I brahmana sono considerati i maestri spirituali della società, e in occasione della vittoria di Krishna offrirono a Lui e alla Sua famiglia le loro benedizioni. E quando espressero il desiderio in quella felice occasione Maharaja Nanda prodigasse loro la carità, questi, esultante per il ritorno di suo figlio, donò loro numerose mucche e molto oro. Intanto madre Yasoda abbracciava Krishna e Lo faceva sedere sulle sue ginocchia, mentre il suo viso si rigava di lacrime copiose.
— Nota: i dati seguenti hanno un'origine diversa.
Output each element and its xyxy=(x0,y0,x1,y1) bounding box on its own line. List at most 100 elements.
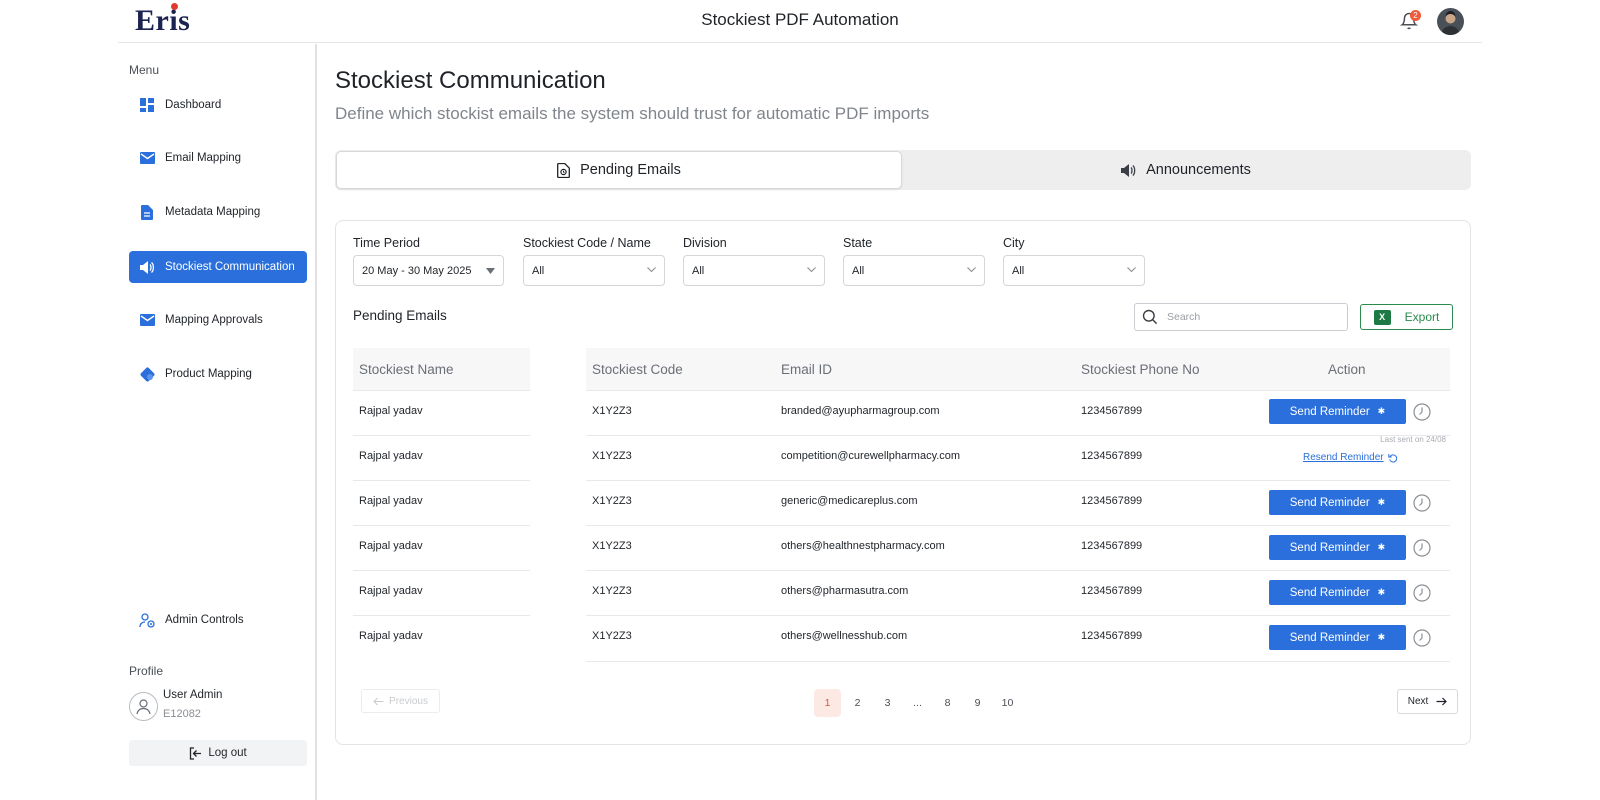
cell-stockiest-name: Rajpal yadav xyxy=(359,540,423,552)
dashboard-icon xyxy=(139,97,155,113)
product-icon xyxy=(139,366,155,382)
page-button-2[interactable]: 2 xyxy=(844,689,871,717)
sidebar-item-email-mapping[interactable]: Email Mapping xyxy=(129,142,307,174)
logout-button[interactable]: Log out xyxy=(129,740,307,766)
send-reminder-button[interactable]: Send Reminder ✱ xyxy=(1269,535,1406,560)
menu-heading: Menu xyxy=(129,63,160,77)
page-button-9[interactable]: 9 xyxy=(964,689,991,717)
row-divider xyxy=(586,390,1450,391)
history-clock-icon[interactable] xyxy=(1413,494,1431,512)
document-icon xyxy=(139,204,155,220)
page-button-1[interactable]: 1 xyxy=(814,689,841,717)
send-sparkle-icon: ✱ xyxy=(1377,406,1386,416)
send-reminder-label: Send Reminder xyxy=(1289,541,1370,554)
select-value: All xyxy=(692,264,705,277)
row-divider xyxy=(353,570,530,571)
row-divider xyxy=(586,435,1450,436)
send-sparkle-icon: ✱ xyxy=(1377,497,1386,507)
history-clock-icon[interactable] xyxy=(1413,539,1431,557)
cell-stockiest-code: X1Y2Z3 xyxy=(592,585,632,597)
tab-announcements[interactable]: Announcements xyxy=(903,151,1469,189)
sidebar-item-dashboard[interactable]: Dashboard xyxy=(129,89,307,121)
tab-bar: Pending Emails Announcements xyxy=(335,150,1471,190)
search-icon xyxy=(1142,309,1158,325)
cell-stockiest-code: X1Y2Z3 xyxy=(592,450,632,462)
send-reminder-button[interactable]: Send Reminder ✱ xyxy=(1269,625,1406,650)
pending-document-icon xyxy=(557,162,571,178)
column-header-name: Stockiest Name xyxy=(359,362,454,377)
cell-phone: 1234567899 xyxy=(1081,585,1143,597)
history-clock-icon[interactable] xyxy=(1413,584,1431,602)
city-select[interactable]: All xyxy=(1003,255,1145,286)
sidebar-item-metadata-mapping[interactable]: Metadata Mapping xyxy=(129,196,307,228)
filter-label-state: State xyxy=(843,236,873,250)
cell-stockiest-code: X1Y2Z3 xyxy=(592,540,632,552)
cell-stockiest-name: Rajpal yadav xyxy=(359,630,423,642)
refresh-icon xyxy=(1387,453,1397,463)
pending-emails-panel: Time Period 20 May - 30 May 2025 Stockie… xyxy=(335,220,1471,745)
page-button-10[interactable]: 10 xyxy=(994,689,1021,717)
chevron-down-icon xyxy=(807,267,816,273)
admin-user-icon xyxy=(139,612,155,628)
excel-icon: X xyxy=(1373,309,1391,325)
cell-email: others@wellnesshub.com xyxy=(781,630,908,642)
state-select[interactable]: All xyxy=(843,255,985,286)
sidebar-item-admin-controls[interactable]: Admin Controls xyxy=(129,604,307,636)
column-header-code: Stockiest Code xyxy=(592,362,683,377)
previous-page-button[interactable]: Previous xyxy=(361,689,440,713)
send-reminder-button[interactable]: Send Reminder ✱ xyxy=(1269,580,1406,605)
stockiest-select[interactable]: All xyxy=(523,255,665,286)
send-reminder-button[interactable]: Send Reminder ✱ xyxy=(1269,399,1406,424)
cell-email: others@pharmasutra.com xyxy=(781,585,909,597)
profile-name: User Admin xyxy=(163,689,223,701)
table-header-row xyxy=(586,348,1450,390)
page-button-8[interactable]: 8 xyxy=(934,689,961,717)
export-label: Export xyxy=(1404,310,1440,324)
page-ellipsis: ... xyxy=(913,697,922,709)
row-divider xyxy=(353,525,530,526)
time-period-select[interactable]: 20 May - 30 May 2025 xyxy=(353,255,504,286)
export-button[interactable]: X Export xyxy=(1360,304,1453,330)
cell-email: generic@medicareplus.com xyxy=(781,495,918,507)
search-input[interactable]: Search xyxy=(1134,303,1348,331)
page-title: Stockiest Communication xyxy=(335,67,606,94)
logout-label: Log out xyxy=(208,747,247,759)
cell-phone: 1234567899 xyxy=(1081,405,1143,417)
chevron-down-icon xyxy=(647,267,656,273)
user-avatar[interactable] xyxy=(1437,8,1464,35)
send-reminder-button[interactable]: Send Reminder ✱ xyxy=(1269,490,1406,515)
cell-stockiest-code: X1Y2Z3 xyxy=(592,495,632,507)
filter-label-time-period: Time Period xyxy=(353,236,420,250)
row-divider xyxy=(586,615,1450,616)
select-value: All xyxy=(1012,264,1025,277)
chevron-down-icon xyxy=(967,267,976,273)
caret-down-icon xyxy=(486,268,495,274)
cell-phone: 1234567899 xyxy=(1081,450,1143,462)
sidebar-item-label: Email Mapping xyxy=(165,152,242,164)
app-title: Stockiest PDF Automation xyxy=(701,10,899,29)
send-sparkle-icon: ✱ xyxy=(1377,542,1386,552)
page-button-3[interactable]: 3 xyxy=(874,689,901,717)
next-page-button[interactable]: Next xyxy=(1397,689,1458,714)
sidebar-item-stockiest-communication[interactable]: Stockiest Communication xyxy=(129,251,307,283)
send-sparkle-icon: ✱ xyxy=(1377,587,1386,597)
sidebar: Menu Dashboard Email Mapping Metadata Ma… xyxy=(118,44,317,800)
resend-reminder-link[interactable]: Resend Reminder xyxy=(1303,452,1398,463)
sidebar-item-product-mapping[interactable]: Product Mapping xyxy=(129,358,307,390)
mail-icon xyxy=(139,150,155,166)
tab-pending-emails[interactable]: Pending Emails xyxy=(336,151,902,189)
sidebar-item-mapping-approvals[interactable]: Mapping Approvals xyxy=(129,304,307,336)
send-reminder-label: Send Reminder xyxy=(1289,631,1370,644)
history-clock-icon[interactable] xyxy=(1413,629,1431,647)
filter-label-stockiest: Stockiest Code / Name xyxy=(523,236,651,250)
history-clock-icon[interactable] xyxy=(1413,403,1431,421)
cell-phone: 1234567899 xyxy=(1081,540,1143,552)
column-header-phone: Stockiest Phone No xyxy=(1081,362,1200,377)
division-select[interactable]: All xyxy=(683,255,825,286)
table-title: Pending Emails xyxy=(353,308,447,323)
top-bar: Eri s Stockiest PDF Automation 2 xyxy=(118,0,1482,43)
send-sparkle-icon: ✱ xyxy=(1377,632,1386,642)
cell-stockiest-name: Rajpal yadav xyxy=(359,450,423,462)
notification-badge: 2 xyxy=(1410,10,1421,21)
page-subtitle: Define which stockist emails the system … xyxy=(335,104,930,123)
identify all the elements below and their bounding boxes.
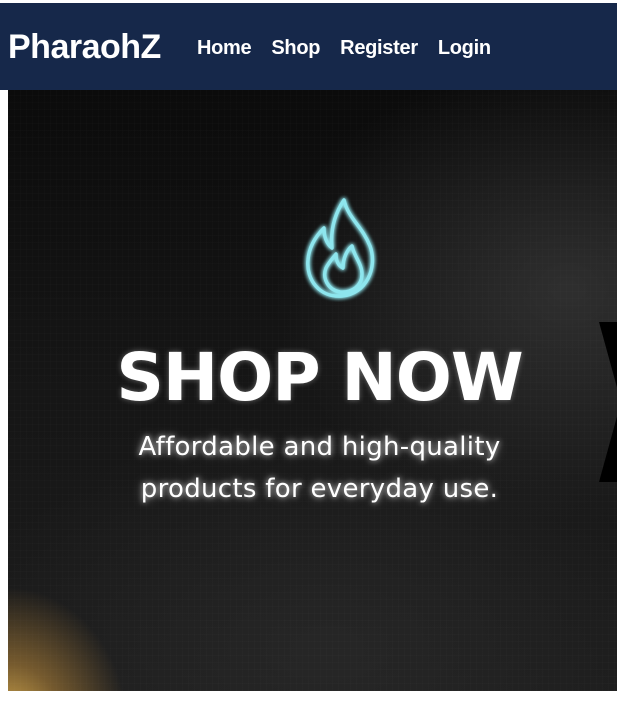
decorative-x-shape [599,322,617,482]
nav-links: Home Shop Register Login [197,33,511,63]
flame-icon [306,198,375,298]
brand-logo[interactable]: PharaohZ [8,25,161,69]
hero-banner[interactable]: SHOP NOW Affordable and high-quality pro… [8,90,617,691]
nav-link-shop[interactable]: Shop [271,33,320,63]
nav-link-home[interactable]: Home [197,33,252,63]
nav-link-login[interactable]: Login [438,33,491,63]
hero-subtitle-line-1: Affordable and high-quality [138,432,501,462]
nav-link-register[interactable]: Register [340,33,418,63]
hero-subtitle-line-2: products for everyday use. [140,474,499,504]
top-navbar: PharaohZ Home Shop Register Login [0,3,617,90]
hero-title: SHOP NOW [116,339,523,416]
hero-subtitle: Affordable and high-quality products for… [8,426,617,510]
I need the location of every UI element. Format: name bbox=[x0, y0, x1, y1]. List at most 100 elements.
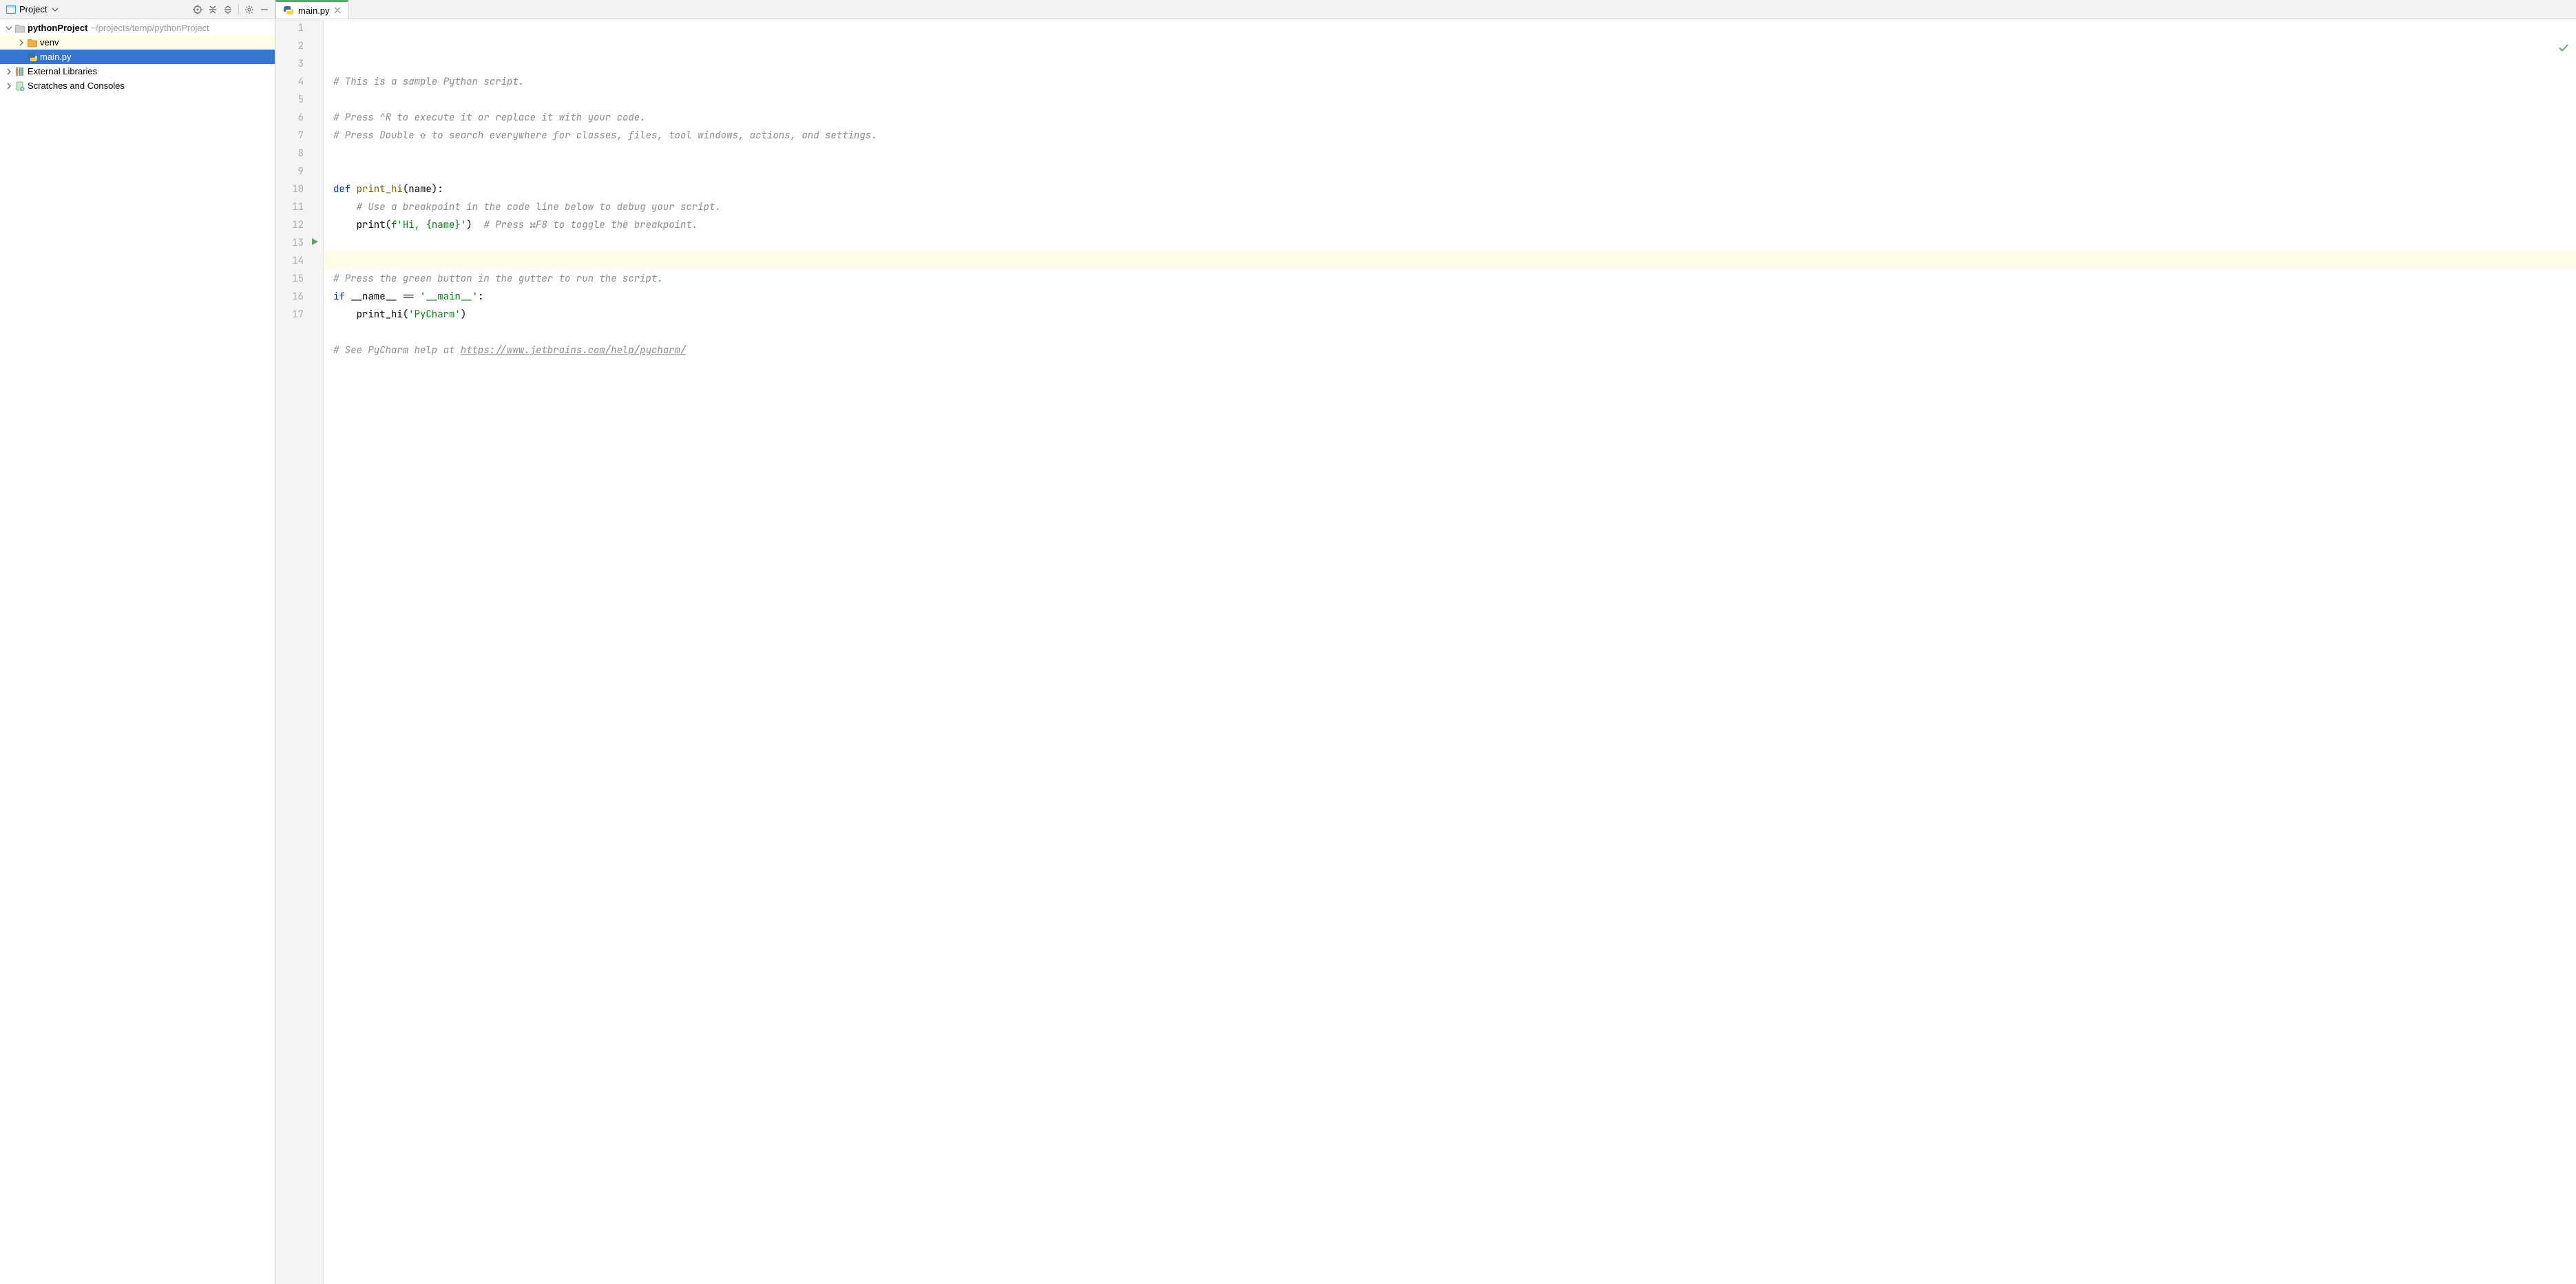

Era quasi scesa la notte sugli abitanti di Vrindavana, sulle mucche e sui vitelli; tutti si sentivano stanchi e decisero di riposarsi sulle rive del fiume. Nel cuore della notte, mentre tutti erano addormentati, all'improvviso divampò un grande incendio che minacciava di divorare gli abitanti di Vrindavana. Come sentirono che il calore aumentava, tutti si rifugiarono da Krishna, Dio la Persona Suprema, che giocava a essere il loro bambino, ed esclamarono; "Caro Krishna! O Signore Supremo! Caro Balarama, fonte inesauribile di ogni potenza! Vi preghiamo, Voi che siete il nostro unico rifugio, cercate di salvarci da questo fuoco che tutto divora. Queste fiamme devastatrici ci ingoieranno tutti!" In queste preghiere a Krishna gli abitanti di Vrindavana espressero la loro impossibilità di prendere rifugio altrove se non ai Suoi piedi di loto. E Sri Krishna, mosso a compassione per la gente del Suo villaggio, ingoiò subito le fiamme della foresta e li salvò tutti senza alcuna difficoltà, perché Egli è senza limiti e possiede l'infinito potere di agire come desidera.

 

Così terminano gli insegnamenti di Bhaktivedanta sul diciassettesimo capitolo del Libro di Krishna, intitolato: "Domato l'incendio nella foresta".